To assess the robustness of image features against segmentation uncertainties, test–retest and inter-rater analyses were conducted. Test–retest analysis involving two segmentations was performed by one rater for each of the randomly selected 32 patients, while inter-rater analysis involving independent segmentations of ROIs was performed by two raters for another set of 32 randomly chosen patients. In the test–retest analysis, overall ICC was high for both Reader A (an average of 0.965 and 0.942 for Circle- and Facet-based features) and Reader B (an average of 0.963 and 0.956 for Circle- and Facet-based features). For inter-rater analysis, ICC was also high, averaging 0.965 and 0.944 for Circle- and Facet-based features respectively. The ICC was used to evaluate the features extracted from the multiple-segmented subregions. Features with an ICC ≥ 0.85 were considered robust and unaffected by segmentation uncertainties.

Feature pre-fusion

In this study, the performance of features derived from two different MRI ROIs, Circle and Facet, were compared. To assess whether features chosen from multiple ROIs outperformed those from a single ROI, prior further feature screening features extracted from the two ROIs were combined to obtain a fusion feature set. The remaining processes were the same as those for features extracted from one ROI and followed the same parameter configuration.

Standardization screening

Following the initial screening using ICC, all features were standardized using the Z-score method to ensure a normal distribution. Subsequently, p-values were calculated for all imaging features using the t-test. Only radiomic features with a p-value < 0.05 were retained for further analysis.

Correlation screening

Highly repeatable features were further analyzed using Pearson’s correlation coefficient to identify highly correlated features. To avoid redundancy, only one feature was retained when the correlation coefficient between any two features exceeded 0.9. To maximize feature representation while minimizing redundancy, a greedy recursive deletion strategy was used to remove features with the highest redundancy in the current set at each iteration. Additionally, the minimum Redundancy Maximum Relevance algorithm was used to further reduce feature redundancy. For each ROI, only the 64 most important features were retained.
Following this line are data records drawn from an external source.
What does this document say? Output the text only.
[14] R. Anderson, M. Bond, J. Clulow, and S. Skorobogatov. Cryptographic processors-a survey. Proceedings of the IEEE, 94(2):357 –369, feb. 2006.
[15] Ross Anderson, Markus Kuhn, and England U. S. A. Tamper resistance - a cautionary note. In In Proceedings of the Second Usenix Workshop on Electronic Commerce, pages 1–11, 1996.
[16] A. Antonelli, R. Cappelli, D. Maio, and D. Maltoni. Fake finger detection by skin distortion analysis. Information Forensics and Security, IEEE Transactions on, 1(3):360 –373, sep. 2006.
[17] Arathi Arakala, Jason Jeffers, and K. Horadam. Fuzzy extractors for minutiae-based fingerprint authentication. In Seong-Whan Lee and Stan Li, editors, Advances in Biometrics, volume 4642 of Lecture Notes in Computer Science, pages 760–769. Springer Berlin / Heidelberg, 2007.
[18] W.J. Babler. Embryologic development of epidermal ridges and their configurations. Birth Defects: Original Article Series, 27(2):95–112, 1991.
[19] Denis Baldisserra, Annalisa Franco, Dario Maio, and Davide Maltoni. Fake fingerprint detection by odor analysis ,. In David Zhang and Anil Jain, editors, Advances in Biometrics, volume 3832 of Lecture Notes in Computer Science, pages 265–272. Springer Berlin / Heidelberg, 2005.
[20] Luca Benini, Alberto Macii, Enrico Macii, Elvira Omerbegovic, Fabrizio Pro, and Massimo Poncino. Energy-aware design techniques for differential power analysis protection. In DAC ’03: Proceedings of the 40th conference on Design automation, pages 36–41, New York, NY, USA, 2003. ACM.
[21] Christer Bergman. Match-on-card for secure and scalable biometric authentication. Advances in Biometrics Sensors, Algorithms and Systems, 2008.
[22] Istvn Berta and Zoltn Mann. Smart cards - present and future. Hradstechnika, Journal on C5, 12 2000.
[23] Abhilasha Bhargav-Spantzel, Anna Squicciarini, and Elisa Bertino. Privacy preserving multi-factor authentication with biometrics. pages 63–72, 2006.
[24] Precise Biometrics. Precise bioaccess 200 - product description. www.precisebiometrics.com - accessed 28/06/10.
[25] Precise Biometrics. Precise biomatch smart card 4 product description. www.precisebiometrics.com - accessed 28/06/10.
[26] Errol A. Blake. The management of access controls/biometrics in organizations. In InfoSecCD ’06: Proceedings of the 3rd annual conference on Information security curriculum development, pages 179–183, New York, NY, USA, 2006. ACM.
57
Least absolute shrinkage and selection operator (LASSO) screening

The final features used to construct the radiomics signature (Rad_Sig) were selected using the LASSO regression model. LASSO shrinks regression coefficients, setting many irrelevant features’ coefficients to zero based on the regularization weight lambda (λ). The optimal λ value was determined using tenfold cross-validation with the minimum criterion, and λ with the lowest mean standard error was selected.

Construction of the assessment model

After feature screening using LASSO, various machine learning models, including Logistic Regression, Support Vector Machine, Random Forest, ExtraTrees, and eXtreme Gradient Booting (XGBoost), were used to construct the assessment model.

In the training set, we performed a fivefold cross-validation and utilized the Grid Search algorithm for hyperparameter optimization. The best model parameters were selected based on their performance in the test set. Finally, with fixed hyperparameters, we trained the model using the entire training set (80%) and evaluated its performance in the remaining data set.

Statistical analysis

We used Statistical Package for the Social Sciences 24.0 (IBM SPSS Inc., USA) for statistical analysis. Kolmogorov–Smirnov method was used to test the normality of the measurement data. Quantitative data were expressed as mean ± standard deviation (x̄ ± s). Chi-square test was used for comparison between the two groups. Student t-test was used for quantitative data. p < 0.05 indicated a statistically significant difference. The receiver operating characteristic (ROC) curve was used to analyze the performance of each model in the training set and test set. The efficiency of each model is evaluated by accuracy, the area under the curve (AUC), and its 95% confidence interval (CI), sensitivity, specificity, F1 score, true positive rate (TPR), false positive rate (FPR), and Youden index. Calibration curves were generated to evaluate the calibration performance of the model, and the clinical utility of the model was determined by decision curve analysis (DCA).